Neukonstitutierung im Zuge des II. Vatikanums
Gegen Mitte des 20. Jahrhunderts beginnt die Fundamentaltheologie, neue Wege zu gehen. Beschleunigt wird dies durch das zweites vatikanische Konzil. Man trennt sich von zuvor stark apologetischen Tendenzen. Das Vorhaben des 19. Jahrhunderts, den christlichen Glauben mit Hilfe der Aufklärung zu erklären, wird wieder aufgenommen. Existenzialistische Philosophie findet ebenfalls Eingang in die Argumentation. Desweiteren entwickelt sich ein viertes Traktat zur theologischen Erkenntnislehre.
In der jüngsten Gegenwart rückt mehr und mehr die Auseinandersetzung mit einer multi-religiösen Gesellschaft, die Auseinandersetzung mit Buddhismus und Islam, in den Vordergrund. Doch auch der Proselytismus freikirchlicher Gruppen fordert nach einer Antwort.
Die Traktate der Fundamentaltheologie
In den Traktaten der Fundamentaltheologie werden die Grundzüge des christlichen Glaubens im Lichte der Vernunft dargestellt. Dabei wird zunächst in der "demonstratio religiosa" die Existenz Gottes aufgezeigt, in der "demonstratio christiana" der Zusammenhang von Offenbarung und Vernunft erklärt und in der "demonstratio catholica" die Notwendigkeit der katholische Kirche im Heilsgeschehen erwiesen. Im "Traktat theologischer Erkenntnislehre", dass zu den drei klassischen Traktaten hinzukommt, wird sich mit der Frage beschäftigt, welche "Begründungsinstanzen des Glaubens" maßgeblich sind.
Literatur
- Bernardin Goebel: Katholische Apologetik, Herder, Freiburg 1930; Imprimatur Freiburg 1930 (einbändiges Standardwerk)

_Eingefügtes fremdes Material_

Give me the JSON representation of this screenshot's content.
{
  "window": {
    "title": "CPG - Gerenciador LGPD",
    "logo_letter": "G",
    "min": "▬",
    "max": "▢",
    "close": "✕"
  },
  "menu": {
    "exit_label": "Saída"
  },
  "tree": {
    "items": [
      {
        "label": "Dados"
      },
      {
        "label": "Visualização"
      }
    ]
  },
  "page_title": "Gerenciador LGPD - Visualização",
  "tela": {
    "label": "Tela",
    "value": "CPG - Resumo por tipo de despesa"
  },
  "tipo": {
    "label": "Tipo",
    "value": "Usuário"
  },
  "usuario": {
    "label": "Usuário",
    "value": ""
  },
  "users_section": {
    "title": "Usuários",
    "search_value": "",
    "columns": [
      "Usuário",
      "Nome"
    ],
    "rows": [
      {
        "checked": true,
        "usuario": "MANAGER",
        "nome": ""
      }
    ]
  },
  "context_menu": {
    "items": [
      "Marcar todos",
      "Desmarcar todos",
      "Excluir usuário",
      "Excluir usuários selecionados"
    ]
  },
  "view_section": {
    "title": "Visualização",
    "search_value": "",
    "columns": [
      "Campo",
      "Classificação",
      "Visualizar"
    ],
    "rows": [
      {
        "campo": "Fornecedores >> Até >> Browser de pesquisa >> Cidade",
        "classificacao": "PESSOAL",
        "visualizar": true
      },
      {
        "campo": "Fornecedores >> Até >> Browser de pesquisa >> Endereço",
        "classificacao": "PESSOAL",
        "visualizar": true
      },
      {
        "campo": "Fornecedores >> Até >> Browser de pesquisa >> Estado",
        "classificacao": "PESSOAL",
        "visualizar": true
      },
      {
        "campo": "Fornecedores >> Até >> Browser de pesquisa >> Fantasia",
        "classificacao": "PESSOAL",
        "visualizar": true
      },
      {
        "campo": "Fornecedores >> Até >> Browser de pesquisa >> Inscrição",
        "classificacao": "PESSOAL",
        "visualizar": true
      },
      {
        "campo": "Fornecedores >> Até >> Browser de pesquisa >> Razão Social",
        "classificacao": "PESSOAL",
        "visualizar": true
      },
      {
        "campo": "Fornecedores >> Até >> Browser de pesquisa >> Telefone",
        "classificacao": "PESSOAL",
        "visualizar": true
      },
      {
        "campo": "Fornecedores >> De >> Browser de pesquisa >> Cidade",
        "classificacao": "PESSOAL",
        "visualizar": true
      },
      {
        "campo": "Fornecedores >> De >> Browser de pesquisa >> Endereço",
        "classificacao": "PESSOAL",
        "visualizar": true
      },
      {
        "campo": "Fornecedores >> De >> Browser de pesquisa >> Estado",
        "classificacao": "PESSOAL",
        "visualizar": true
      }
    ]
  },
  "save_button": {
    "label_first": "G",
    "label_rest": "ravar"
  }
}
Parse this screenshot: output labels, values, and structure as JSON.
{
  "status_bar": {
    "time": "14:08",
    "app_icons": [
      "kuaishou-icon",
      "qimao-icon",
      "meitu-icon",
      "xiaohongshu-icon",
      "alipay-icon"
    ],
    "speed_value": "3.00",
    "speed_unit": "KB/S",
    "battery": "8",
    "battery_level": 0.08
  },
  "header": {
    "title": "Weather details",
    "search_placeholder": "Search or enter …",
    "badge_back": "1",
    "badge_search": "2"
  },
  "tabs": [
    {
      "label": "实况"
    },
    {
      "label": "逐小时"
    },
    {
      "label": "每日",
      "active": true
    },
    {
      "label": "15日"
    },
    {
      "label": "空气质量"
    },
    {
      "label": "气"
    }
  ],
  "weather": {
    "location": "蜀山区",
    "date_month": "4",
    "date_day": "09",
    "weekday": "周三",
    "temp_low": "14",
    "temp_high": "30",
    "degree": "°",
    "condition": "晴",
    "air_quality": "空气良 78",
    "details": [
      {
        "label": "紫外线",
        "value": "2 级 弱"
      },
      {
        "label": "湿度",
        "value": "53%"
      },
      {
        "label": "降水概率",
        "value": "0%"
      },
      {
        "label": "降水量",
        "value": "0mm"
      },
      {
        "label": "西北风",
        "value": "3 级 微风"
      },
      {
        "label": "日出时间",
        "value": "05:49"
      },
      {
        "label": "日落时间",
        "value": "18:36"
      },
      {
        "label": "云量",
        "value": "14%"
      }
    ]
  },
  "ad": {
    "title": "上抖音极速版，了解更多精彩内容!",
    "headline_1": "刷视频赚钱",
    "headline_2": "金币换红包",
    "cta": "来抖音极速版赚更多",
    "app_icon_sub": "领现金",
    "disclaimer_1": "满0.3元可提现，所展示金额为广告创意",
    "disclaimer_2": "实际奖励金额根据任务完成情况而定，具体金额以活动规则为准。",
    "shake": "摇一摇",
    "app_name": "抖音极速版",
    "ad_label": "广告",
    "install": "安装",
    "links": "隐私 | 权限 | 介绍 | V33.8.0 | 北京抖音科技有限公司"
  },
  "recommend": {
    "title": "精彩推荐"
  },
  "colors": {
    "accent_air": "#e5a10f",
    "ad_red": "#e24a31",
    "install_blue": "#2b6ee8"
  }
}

- Esser-Mausbach Religion Christentum Kirche, Eine Apologetik für wissenschaftlich Gebildete, Band 1-3, Verlag der Jos. Kösel´schen Buchhandlung 1913 (jeweils mit Imprimatur).
- Franz Hettinger: Lehrbuch der Fundamental-Theologie oder Apologetik, 2 Bände, Freiburg 1879, in 1 Bd. 1888 (2. Auflage), 1913 (3. Auflage) (hg. u. neu bearb. v. S. Weber).